Don't Cancel Russian Culture
Refusing to engage with Russian culture will not change President Vladimir Putin’s calculations, let alone impel him to withdraw his forces from Ukraine. It will merely cut off a potential source of information about his objectives and motivations, while seemingly lending credence to his claims that Russia is a "besieged fortress."
NEW YORK – Before he wrote The Brothers Karamazov or Notes from the Underground, Fyodor Dostoevsky was sentenced to death by the czarist government for allegedly participating in revolutionary activities, sent to a Siberian prison camp, and forced to perform military service in exile. Nonetheless, it was after returning from Europe, where he spent years living in freedom, that Dostoevsky wrote in A Writer’s Diary, that “everyone” has “secretly harbored malice against” Russians, that Russians “were followers and slaves.”

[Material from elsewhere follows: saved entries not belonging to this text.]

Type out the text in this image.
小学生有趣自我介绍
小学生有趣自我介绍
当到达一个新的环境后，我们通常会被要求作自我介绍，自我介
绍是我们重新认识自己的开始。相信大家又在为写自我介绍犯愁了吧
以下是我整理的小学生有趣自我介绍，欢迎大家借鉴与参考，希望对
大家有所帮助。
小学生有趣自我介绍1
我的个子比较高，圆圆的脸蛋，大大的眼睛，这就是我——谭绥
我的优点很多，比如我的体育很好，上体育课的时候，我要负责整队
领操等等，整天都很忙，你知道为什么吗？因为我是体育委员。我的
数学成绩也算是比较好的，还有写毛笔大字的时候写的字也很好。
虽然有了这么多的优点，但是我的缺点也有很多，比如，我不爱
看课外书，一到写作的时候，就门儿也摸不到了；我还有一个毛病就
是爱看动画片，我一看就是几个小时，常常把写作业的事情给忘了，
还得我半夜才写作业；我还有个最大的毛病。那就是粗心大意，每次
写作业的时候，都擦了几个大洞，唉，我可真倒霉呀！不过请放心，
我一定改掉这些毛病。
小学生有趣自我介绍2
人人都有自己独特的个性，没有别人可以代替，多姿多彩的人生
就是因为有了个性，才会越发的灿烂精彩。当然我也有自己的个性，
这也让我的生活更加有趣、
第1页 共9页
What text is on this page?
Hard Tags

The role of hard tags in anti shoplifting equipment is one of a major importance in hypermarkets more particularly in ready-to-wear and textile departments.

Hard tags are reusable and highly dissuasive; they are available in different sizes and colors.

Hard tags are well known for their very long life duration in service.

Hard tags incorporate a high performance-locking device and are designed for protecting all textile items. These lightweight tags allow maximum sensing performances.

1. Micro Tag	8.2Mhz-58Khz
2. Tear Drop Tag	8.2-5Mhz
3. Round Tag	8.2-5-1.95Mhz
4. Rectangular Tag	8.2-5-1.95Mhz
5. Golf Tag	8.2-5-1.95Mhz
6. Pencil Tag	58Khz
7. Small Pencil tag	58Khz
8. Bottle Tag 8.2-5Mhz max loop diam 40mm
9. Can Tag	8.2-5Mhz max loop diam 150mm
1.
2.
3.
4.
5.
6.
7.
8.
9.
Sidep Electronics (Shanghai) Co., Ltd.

With many, if not most, cultural institutions in both Europe and the United States having effectively “canceled” Russian artists and culture, Dostoevsky’s words ring truer than ever. As Ian Buruma recently noted, Russians are now increasingly thinking that the Kremlin might have been right all along: Russia really is a “besieged fortress,” forever misunderstood and undermined by a hostile West.
Of course, there is something of a chicken-or-egg question at play here. The West’s rejection of Russian culture is a response to Russian President Vladimir Putin’s launching of a brutal “special military operation” in Ukraine. But that operation, Putin claims, was a response to Western hostility – in particular, America’s efforts to turn Ukraine into “anti-Russia.” According to Russian ambassador to the United Nations Vasily Nebenzya, the goal is not to eliminate Ukraine, “a dear and friendly nation,” but to prevent it from serving America’s “anti-Russian agenda.”